I'd rather ask Lenovo to take the computer back to camp for a week, burn it in there and see if it works or not. If it works there--with their hard drive--then the hardware is OK, and I'm back to software options.

"Divide and Conquer". Look at ways to separate your software load from the hardware, and examine each separately. That might mean buying a second (small, old, cheap) hard drive to keep a vanilla installation on, to run diagnostics on your own. Or, you might find some kind of CD/DVD-bootable diagnostic to run.

Either way..."Reinstall the system" has been used too often, too callously, by too many cheap techs. Famously by one big vendor in Texas, who's name rhymes with "HELL".

Posted: Mon May 05, 2008 9:25 am
by davidhbrown
To the original poster...

Just curious... can you still move the cursor when this happens? I've been getting occasional (not clockwork and not using wireless) freezes and the cursor will still move... even changes shape when moving over different applications (e.g., to the spinning circle wait cursor). But nothing responds to clicking; no response to Ctrl-Alt-Del either.

Posted: Thu May 08, 2008 4:04 am
by pswilson
Hi,

I've had many issues on many laptops...all with the Intel PRO wireless 3945ABG adapter

The worst situation I saw was running Vista on a Toshiba Tecra of my friends. Every 20 mins or so it would completely lock up and you would not be able to do anything at all with any network connections. Rebooting would resolve this, for 20 minutes.
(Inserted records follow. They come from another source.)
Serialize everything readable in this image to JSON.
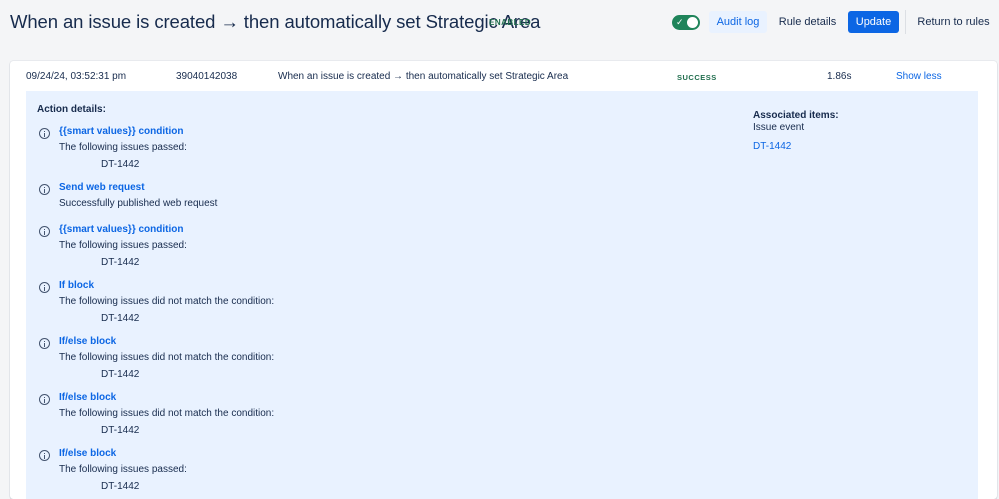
{
  "header": {
    "title": "When an issue is created → then automatically set Strategic Area",
    "status_badge": "ENABLED",
    "toggle_check": "✓",
    "audit_log_label": "Audit log",
    "rule_details_label": "Rule details",
    "update_label": "Update",
    "return_label": "Return to rules"
  },
  "log_entry": {
    "timestamp": "09/24/24, 03:52:31 pm",
    "id": "39040142038",
    "rule_name": "When an issue is created → then automatically set Strategic Area",
    "status": "SUCCESS",
    "duration": "1.86s",
    "show_less_label": "Show less"
  },
  "details": {
    "heading": "Action details:",
    "actions": [
      {
        "title": "{{smart values}} condition",
        "description": "The following issues passed:",
        "issue": "DT-1442"
      },
      {
        "title": "Send web request",
        "description": "Successfully published web request",
        "issue": ""
      },
      {
        "title": "{{smart values}} condition",
        "description": "The following issues passed:",
        "issue": "DT-1442"
      },
      {
        "title": "If block",
        "description": "The following issues did not match the condition:",
        "issue": "DT-1442"
      },
      {
        "title": "If/else block",
        "description": "The following issues did not match the condition:",
        "issue": "DT-1442"
      },
      {
        "title": "If/else block",
        "description": "The following issues did not match the condition:",
        "issue": "DT-1442"
      },
      {
        "title": "If/else block",
        "description": "The following issues passed:",
        "issue": "DT-1442"
      }
    ],
    "associated": {
      "title": "Associated items:",
      "subtitle": "Issue event",
      "link": "DT-1442"
    }
  },
  "colors": {
    "accent": "#0c66e4",
    "success": "#216e4e",
    "toggle_on": "#1f845a",
    "details_bg": "#e9f2ff"
  }
}
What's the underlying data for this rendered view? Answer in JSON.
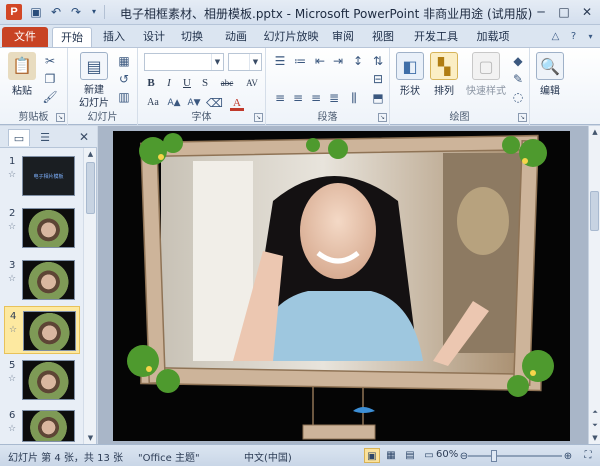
{
  "titlebar": {
    "app_icon": "P",
    "title": "电子相框素材、相册模板.pptx - Microsoft PowerPoint 非商业用途 (试用版)",
    "qat_icons": [
      "save-icon",
      "undo-icon",
      "redo-icon",
      "customize-icon"
    ],
    "window_buttons": [
      "minimize-icon",
      "maximize-icon",
      "close-icon"
    ]
  },
  "tabs": {
    "file": "文件",
    "items": [
      "开始",
      "插入",
      "设计",
      "切换",
      "动画",
      "幻灯片放映",
      "审阅",
      "视图",
      "开发工具",
      "加载项"
    ],
    "active_index": 0
  },
  "ribbon": {
    "clipboard": {
      "label": "剪贴板",
      "paste": "粘贴"
    },
    "slides": {
      "label": "幻灯片",
      "new_slide_line1": "新建",
      "new_slide_line2": "幻灯片"
    },
    "font": {
      "label": "字体",
      "font_name": "",
      "font_size": "",
      "buttons": [
        "B",
        "I",
        "U",
        "S",
        "abc",
        "AV",
        "Aa",
        "A"
      ]
    },
    "paragraph": {
      "label": "段落"
    },
    "drawing": {
      "label": "绘图",
      "shapes": "形状",
      "arrange": "排列",
      "quick_styles": "快速样式"
    },
    "editing": {
      "label": "编辑"
    }
  },
  "slide_panel": {
    "slides": [
      {
        "num": "1",
        "style": "dark",
        "title": "电子相片模板"
      },
      {
        "num": "2",
        "style": "photo"
      },
      {
        "num": "3",
        "style": "photo"
      },
      {
        "num": "4",
        "style": "photo",
        "selected": true
      },
      {
        "num": "5",
        "style": "photo"
      },
      {
        "num": "6",
        "style": "photo"
      }
    ],
    "star": "☆"
  },
  "status": {
    "slide_info": "幻灯片 第 4 张，共 13 张",
    "theme": "\"Office 主题\"",
    "language": "中文(中国)",
    "zoom": "60%",
    "zoom_level": 0.6
  },
  "colors": {
    "file_tab": "#c84324",
    "selection": "#fde9a0",
    "slide_bg": "#050505"
  }
}
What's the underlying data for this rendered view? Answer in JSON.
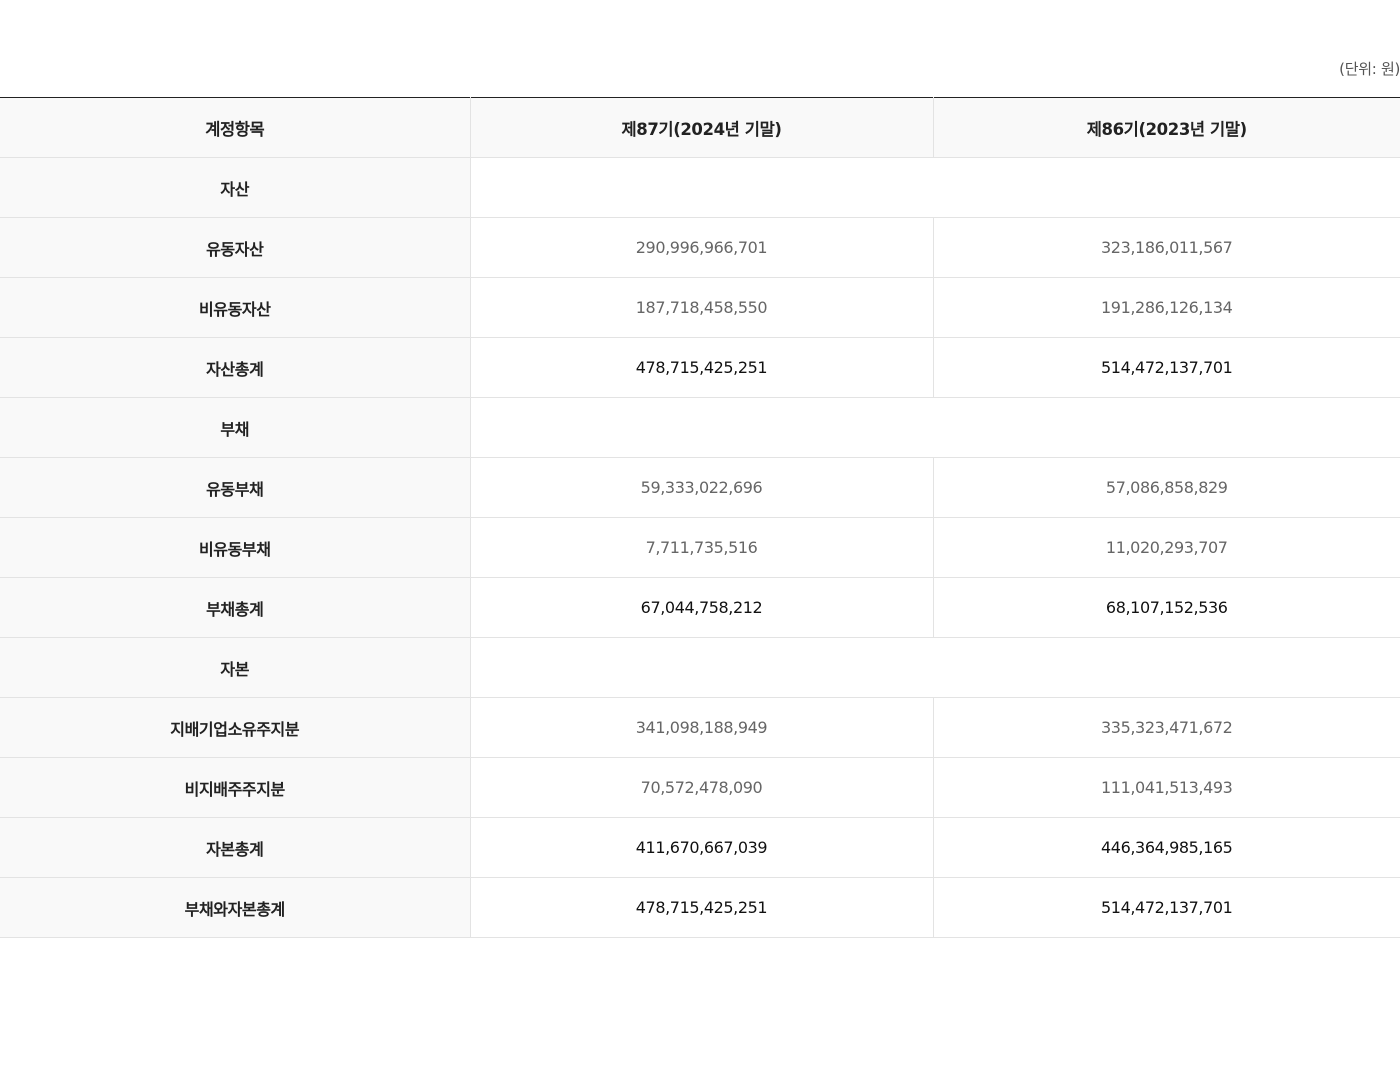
{
  "unit_note": "(단위: 원)",
  "headers": {
    "account": "계정항목",
    "period_87": "제87기(2024년 기말)",
    "period_86": "제86기(2023년 기말)"
  },
  "rows": [
    {
      "label": "자산",
      "type": "section"
    },
    {
      "label": "유동자산",
      "type": "item",
      "v87": "290,996,966,701",
      "v86": "323,186,011,567"
    },
    {
      "label": "비유동자산",
      "type": "item",
      "v87": "187,718,458,550",
      "v86": "191,286,126,134"
    },
    {
      "label": "자산총계",
      "type": "total",
      "v87": "478,715,425,251",
      "v86": "514,472,137,701"
    },
    {
      "label": "부채",
      "type": "section"
    },
    {
      "label": "유동부채",
      "type": "item",
      "v87": "59,333,022,696",
      "v86": "57,086,858,829"
    },
    {
      "label": "비유동부채",
      "type": "item",
      "v87": "7,711,735,516",
      "v86": "11,020,293,707"
    },
    {
      "label": "부채총계",
      "type": "total",
      "v87": "67,044,758,212",
      "v86": "68,107,152,536"
    },
    {
      "label": "자본",
      "type": "section"
    },
    {
      "label": "지배기업소유주지분",
      "type": "item",
      "v87": "341,098,188,949",
      "v86": "335,323,471,672"
    },
    {
      "label": "비지배주주지분",
      "type": "item",
      "v87": "70,572,478,090",
      "v86": "111,041,513,493"
    },
    {
      "label": "자본총계",
      "type": "total",
      "v87": "411,670,667,039",
      "v86": "446,364,985,165"
    },
    {
      "label": "부채와자본총계",
      "type": "total",
      "v87": "478,715,425,251",
      "v86": "514,472,137,701"
    }
  ]
}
My friend took his laptop back in the end and got a different machine running XP (can't remember if it was the same adapter in it). He has since had no further issues.

If you browse for issues with the Intel PRO wireless 3945ABG adapter you'll find tons of hits.

Cheers,
Paul.

Posted: Thu May 08, 2008 12:33 pm
by jimmy274
The main thing about this [censored] Intel card is that you install the right drivers in the right way! I've had problems with it, but I'm running it for a month now, no problems at all.
First, download the latest Lenovo drivers for your card and then install it with a installer rather than pointing to an .inf file with the device manager. That (and those MS fixes you mentioned) fixed all of my problems!

Posted: Sun May 18, 2008 11:20 am
by krame00
DavidHBrown: - no, the mouse does not move either...

I reinstalled the driver so that it is the same one as the version on Lenovo's site. I am still having issue with freezing.

My next step will be to use Thinkvantage rescue and recovery to install the wireless piece of XP.

If not that, then I will just have to ship it to Lenovo.

One Last Question Before I Send my Baby Off...

Posted: Wed Jun 11, 2008 11:46 am
by krame00
OK - I am getting ready to submit.

I am going to send my laptop to Lenovo for a reimage.

Any pointers on what I should do before I send? Remove hard drive, perhaps? Back up data, most likely?

Anything else?

Thanks to all of you for your wonderful support.

Re: One Last Question Before I Send my Baby Off...

Posted: Thu Jun 12, 2008 9:09 am
by davidhbrown
krame00 wrote: I am going to send my laptop to Lenovo for a reimage.[...] Remove hard drive, perhaps? Back up data, most likely?[...]
I'd make sure the hardware in the machine is exactly what is shipped with. If you remove the hard drive, they're going to have a real challenge re-imaging the system, aren't they? Definitely back up your data.

Point well taken...

Posted: Thu Jun 12, 2008 12:40 pm
by krame00
Reimage w/o hard drive... Yeah that must have sounded stupid... I am not stupid, however - so I will clarify -

Someone earlier suggested having Lenovo first check the hardware on their hard drive to isolate possible hardware issues. That is what I was referring to.